5. The Freegan Diet It sounds so romantic and natural. Freegan. As in “free,” maybe like a butterfly or soaring spirit. What it really meant was “at no cost.” Freegans only ate food that was free to them. This would include leftovers from another diner’s table, dumpster food, or maybe just wild grass growing in a local park. The thought of it almost makes me gag. Maybe that was the secret.
6. Fletcherism Created in the 1800s by Mr.

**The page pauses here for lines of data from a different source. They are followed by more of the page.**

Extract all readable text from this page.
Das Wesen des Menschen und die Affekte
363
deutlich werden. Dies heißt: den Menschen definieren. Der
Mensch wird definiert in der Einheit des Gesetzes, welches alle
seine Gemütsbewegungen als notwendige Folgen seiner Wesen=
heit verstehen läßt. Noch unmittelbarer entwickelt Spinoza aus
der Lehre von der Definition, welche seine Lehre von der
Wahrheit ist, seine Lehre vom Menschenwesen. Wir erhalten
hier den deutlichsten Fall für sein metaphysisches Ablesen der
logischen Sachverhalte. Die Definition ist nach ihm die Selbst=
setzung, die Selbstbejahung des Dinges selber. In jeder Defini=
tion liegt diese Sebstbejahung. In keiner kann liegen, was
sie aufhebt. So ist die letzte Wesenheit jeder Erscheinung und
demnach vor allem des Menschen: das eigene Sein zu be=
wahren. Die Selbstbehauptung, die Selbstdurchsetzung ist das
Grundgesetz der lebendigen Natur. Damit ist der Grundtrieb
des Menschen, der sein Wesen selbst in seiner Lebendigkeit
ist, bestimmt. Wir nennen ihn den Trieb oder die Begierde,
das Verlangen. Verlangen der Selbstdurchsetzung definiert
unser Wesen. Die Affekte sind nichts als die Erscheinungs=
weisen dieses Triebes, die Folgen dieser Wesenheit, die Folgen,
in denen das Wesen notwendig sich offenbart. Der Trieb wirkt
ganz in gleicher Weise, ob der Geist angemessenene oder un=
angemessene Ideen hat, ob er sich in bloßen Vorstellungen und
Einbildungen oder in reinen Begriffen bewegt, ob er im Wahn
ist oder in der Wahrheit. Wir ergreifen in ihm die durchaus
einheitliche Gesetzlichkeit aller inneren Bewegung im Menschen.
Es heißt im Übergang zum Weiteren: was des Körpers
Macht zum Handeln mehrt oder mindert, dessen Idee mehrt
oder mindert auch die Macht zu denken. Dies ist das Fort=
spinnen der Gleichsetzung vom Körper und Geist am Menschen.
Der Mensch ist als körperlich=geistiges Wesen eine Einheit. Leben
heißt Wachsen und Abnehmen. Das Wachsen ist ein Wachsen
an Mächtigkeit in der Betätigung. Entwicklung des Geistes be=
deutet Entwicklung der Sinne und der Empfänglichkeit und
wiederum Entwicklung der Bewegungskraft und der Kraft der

Fletcher, this diet required you to swallow just one bite at a time after chewing it 100 times per minute. Mr. Fletcher felt that only the fluids that were created by this much chewing would be easier to process and digest. By chewing your food 100 times a minute you are burning a ton of calories. Maybe that was how you lost weight. He also advised people to examine their excreta in order to analyze how their digestive system worked. That’ll curb your appetite.
7. The Last Chance Diet A fad diet in the 1970s, Dr. Robert Linn sold his concoction “Pro-Linn” which was a drink made up of slaughterhouse hooves and hides. With this diet you could only drink Pro-Linn. Many people died due to a lack of electrolytes and damage to the heart muscle. Turns out “The Last Chance Diet” was aptly named. Amazingly, you can still buy Dr. Linn’s Last Chance Diet book! I haven’t heard for sure but I think the most recent edition suggests you eat each page after you have read it.
8. Ear Stapling Using acupuncture as the idea, but in a far less scientific and sterile way, this diet recommends driving a staple into your ear when you are hungry and then leaving it in as a mind-over-matter device. This diet has proven effective not so much to those who are doing the stapling but those who watch it. It would be hard to eat every time you recall the writhe on the stapler’s face as he or she hammered an office supply through their cartilage.
9. Cigarette Diet In the 1920’s cigarette manufacturers marketed that smoking cigarettes curbed your appetite. Even today the internet is filled with people wanting to know if this diet works. Of course it does! Nicotine is a stimulant, so your heart rate goes up and your appetite goes down when you smoke. The harmful effects of smoking shouldn’t be of concern. If you are skinny it doesn’t matter whether or not you take seven days off your life with each stag (an old fashioned slang term for cigarette). As long as you are slender what difference does it make how long you live!
10. Breatharianism The granddaddy diet of them all! No need to eat! No need to drink! Let sunshine and air be your sustenance! All that we need to survive is daylight and oxygen. The founder of this movement, Wiley Brooks--who is still alive--claims to be from another planet. Maybe there is better sunshine and air there, because it has been reported that on planet earth Wiley eats quarter pounders with cheese and drinks diet soda. By the way, if you are considering becoming a Breatharian, medical research indicates that not drinking water and not eating could be harmful to your health.